In one campaign, threat actors impersonated a school principal and sent a phishing email from a non-work domain. They claimed they had information to pass and requested the target to share their direct phone number with them. Once the target provided the phone number, the threat actors moved the conversation with their target to text messaging. They further claimed that they were tied up in a meeting and asked the target’s availability to complete a quick task under the guise of a legitimate business need. If the target was available, the threat actors requested them to go to a nearby store to purchase multiple gift cards with high denominations to surprise the staff and then send pictures of the gift card numbers and PINs. They also claimed to reimburse the target later.

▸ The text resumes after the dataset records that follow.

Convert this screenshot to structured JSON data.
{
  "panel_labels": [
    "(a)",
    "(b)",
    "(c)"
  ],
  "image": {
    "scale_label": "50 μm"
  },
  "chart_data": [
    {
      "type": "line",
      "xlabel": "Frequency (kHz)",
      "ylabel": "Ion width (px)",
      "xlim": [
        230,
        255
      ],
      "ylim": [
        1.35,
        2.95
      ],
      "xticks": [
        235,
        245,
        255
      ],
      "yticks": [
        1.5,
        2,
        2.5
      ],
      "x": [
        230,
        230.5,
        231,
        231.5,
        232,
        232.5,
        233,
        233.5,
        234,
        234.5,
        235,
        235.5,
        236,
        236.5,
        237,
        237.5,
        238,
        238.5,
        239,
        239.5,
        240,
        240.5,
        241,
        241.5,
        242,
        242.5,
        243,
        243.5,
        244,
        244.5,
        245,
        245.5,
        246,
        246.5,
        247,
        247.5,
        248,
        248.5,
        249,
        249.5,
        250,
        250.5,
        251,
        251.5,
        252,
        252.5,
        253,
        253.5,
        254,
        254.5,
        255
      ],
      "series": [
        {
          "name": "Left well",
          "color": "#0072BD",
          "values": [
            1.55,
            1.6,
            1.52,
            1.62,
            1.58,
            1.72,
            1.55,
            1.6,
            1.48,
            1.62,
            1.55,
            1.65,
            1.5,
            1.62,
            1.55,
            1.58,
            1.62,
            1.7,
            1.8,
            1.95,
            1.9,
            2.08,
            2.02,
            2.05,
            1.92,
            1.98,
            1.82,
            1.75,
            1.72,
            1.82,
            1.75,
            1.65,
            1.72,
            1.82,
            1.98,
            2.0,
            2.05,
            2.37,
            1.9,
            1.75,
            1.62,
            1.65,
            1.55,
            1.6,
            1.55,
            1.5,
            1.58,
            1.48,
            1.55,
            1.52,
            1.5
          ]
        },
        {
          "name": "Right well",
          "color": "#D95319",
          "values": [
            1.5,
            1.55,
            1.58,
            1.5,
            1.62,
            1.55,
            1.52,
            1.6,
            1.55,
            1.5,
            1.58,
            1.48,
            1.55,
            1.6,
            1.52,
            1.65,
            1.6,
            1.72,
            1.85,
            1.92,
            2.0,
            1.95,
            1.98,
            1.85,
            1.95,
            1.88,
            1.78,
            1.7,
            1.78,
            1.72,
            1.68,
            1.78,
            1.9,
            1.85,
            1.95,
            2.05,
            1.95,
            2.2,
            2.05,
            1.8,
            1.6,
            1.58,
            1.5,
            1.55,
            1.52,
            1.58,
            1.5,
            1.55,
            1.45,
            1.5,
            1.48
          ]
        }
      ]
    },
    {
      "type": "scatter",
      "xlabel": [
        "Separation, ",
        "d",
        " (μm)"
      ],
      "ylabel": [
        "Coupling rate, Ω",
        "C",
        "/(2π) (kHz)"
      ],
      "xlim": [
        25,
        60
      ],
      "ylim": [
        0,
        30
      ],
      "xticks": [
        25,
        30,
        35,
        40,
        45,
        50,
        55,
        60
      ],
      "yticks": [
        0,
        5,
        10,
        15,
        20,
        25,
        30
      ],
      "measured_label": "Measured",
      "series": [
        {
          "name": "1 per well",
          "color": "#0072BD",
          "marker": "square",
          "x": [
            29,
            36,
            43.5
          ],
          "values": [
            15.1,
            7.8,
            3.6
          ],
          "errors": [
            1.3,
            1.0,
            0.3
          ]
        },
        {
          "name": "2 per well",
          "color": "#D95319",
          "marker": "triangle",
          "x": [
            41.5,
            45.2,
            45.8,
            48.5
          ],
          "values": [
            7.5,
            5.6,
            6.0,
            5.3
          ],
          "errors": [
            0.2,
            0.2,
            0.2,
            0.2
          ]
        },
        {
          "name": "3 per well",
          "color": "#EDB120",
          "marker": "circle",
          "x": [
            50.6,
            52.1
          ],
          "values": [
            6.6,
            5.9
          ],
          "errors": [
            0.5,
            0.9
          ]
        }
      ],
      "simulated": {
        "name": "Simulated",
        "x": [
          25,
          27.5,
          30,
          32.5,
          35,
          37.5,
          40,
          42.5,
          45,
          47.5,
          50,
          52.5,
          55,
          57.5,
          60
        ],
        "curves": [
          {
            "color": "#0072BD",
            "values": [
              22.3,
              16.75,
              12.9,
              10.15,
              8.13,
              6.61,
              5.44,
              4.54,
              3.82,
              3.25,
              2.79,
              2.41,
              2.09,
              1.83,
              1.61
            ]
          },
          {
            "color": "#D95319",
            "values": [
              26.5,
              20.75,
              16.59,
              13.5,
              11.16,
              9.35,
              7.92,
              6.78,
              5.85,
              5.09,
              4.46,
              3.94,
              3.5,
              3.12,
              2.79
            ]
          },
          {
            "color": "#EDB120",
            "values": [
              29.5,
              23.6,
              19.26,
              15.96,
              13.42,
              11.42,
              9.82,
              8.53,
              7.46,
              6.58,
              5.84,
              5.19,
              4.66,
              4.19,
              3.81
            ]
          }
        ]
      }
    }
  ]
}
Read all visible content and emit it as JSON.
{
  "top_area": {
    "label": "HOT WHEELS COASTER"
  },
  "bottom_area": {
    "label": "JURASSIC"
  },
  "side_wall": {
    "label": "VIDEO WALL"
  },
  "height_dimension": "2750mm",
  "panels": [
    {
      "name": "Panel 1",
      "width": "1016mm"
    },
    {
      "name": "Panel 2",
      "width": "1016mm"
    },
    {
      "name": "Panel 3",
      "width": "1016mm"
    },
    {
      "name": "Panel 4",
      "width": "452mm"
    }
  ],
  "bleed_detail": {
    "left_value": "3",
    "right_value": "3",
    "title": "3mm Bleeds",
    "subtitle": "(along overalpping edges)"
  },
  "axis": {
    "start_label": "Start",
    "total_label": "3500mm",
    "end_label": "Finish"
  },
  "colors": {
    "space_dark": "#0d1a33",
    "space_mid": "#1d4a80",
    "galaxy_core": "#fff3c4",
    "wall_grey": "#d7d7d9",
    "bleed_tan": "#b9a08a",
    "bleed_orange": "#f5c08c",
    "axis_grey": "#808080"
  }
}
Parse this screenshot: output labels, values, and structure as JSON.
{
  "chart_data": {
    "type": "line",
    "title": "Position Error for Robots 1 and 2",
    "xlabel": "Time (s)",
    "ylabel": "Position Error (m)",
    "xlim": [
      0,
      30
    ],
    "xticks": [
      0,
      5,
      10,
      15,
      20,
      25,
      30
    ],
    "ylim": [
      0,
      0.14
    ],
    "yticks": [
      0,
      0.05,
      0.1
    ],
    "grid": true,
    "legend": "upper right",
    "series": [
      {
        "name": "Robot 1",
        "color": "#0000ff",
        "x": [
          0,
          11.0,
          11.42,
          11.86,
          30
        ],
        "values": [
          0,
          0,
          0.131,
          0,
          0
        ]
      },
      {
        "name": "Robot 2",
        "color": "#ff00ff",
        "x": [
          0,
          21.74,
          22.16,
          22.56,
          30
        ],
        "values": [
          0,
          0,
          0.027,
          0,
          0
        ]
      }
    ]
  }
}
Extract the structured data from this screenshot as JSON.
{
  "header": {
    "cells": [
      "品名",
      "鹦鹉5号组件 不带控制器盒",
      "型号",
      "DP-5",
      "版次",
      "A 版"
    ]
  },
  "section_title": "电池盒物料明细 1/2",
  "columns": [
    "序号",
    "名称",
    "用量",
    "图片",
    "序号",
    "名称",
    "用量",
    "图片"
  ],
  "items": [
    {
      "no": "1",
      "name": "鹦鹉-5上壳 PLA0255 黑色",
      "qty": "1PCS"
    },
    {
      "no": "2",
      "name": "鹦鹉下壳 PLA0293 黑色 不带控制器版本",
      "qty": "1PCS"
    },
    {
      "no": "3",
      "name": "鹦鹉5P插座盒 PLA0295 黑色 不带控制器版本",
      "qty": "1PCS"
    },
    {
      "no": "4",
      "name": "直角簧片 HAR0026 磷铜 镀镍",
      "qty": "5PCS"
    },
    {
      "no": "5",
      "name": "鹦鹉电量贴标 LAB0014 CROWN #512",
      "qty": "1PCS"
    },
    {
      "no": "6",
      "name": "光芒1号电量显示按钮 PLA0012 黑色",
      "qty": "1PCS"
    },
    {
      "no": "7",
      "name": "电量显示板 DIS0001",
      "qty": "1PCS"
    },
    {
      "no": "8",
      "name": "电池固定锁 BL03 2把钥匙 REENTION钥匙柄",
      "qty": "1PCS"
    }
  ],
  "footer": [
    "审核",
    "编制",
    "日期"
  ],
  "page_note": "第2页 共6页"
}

In a similar campaign, threat actors claimed to be the CEO of a financial institution. The threat actors sent a text message to the target requesting their availability in an attempt to divulge sensitive information or perform unauthorized actions. In another campaign, threat actors impersonated the head of an educational institution. They created a free Gmail account with the impersonated business executive’s name in the username to appear legitimate. They sent similar inquiries to see if the target was available and requested the target’s phone number.
Threat actors targeted a financial institution’s chief financial officer (CFO) to gain unauthorized access. Although the CFO enabled multi-factor authentication (MFA) on their email account, they mistakenly approved the login request without scrutiny. Once the threat actors compromised the account, they impersonated the CFO to send fraudulent emails.
In a sophisticated scheme, threat actors targeted and emailed a business executive of a financial institution. They claimed to be a legitimate vendor and created a purported conversation thread between the business executive and themselves. The supposed legitimate vendor also created a fake invoice and claimed it was unpaid. The business executive advised them to contact their assistant for confirmation and payment. Ultimately, the scam was identified, and payment was stopped when the business executive reviewed the communications and indicated they did not send those emails. A review of the logs revealed that the business executive’s account was not compromised but that the threat actors falsified the unpaid invoice.
Threat actors in business executive scams attempt to steal sensitive information or funds or compromise accounts. Although the reports highlight the targeting and impersonation of business executives at educational or financial institutions, all organizations should remain vigilant against these scams.
Recommendations
- Refrain from responding to unsolicited communications, clicking links, or opening attachments from unknown senders.
- Exercise caution with communications from known senders.
- Confirm requests from senders via contact information obtained from verified and official sources.
- Type official website URLs into browsers manually and only submit account credentials and sensitive information on official websites.
- Use strong, unique passwords for all accounts and enable MFA where available, choosing authentication apps or hardware tokens over SMS text-based codes.
- If the account has been compromised, log out of all devices, revoke any access tokens, and reset passwords.
- Report these scams and other malicious cyber activity to the FBI’s IC3 and the NJCCIC.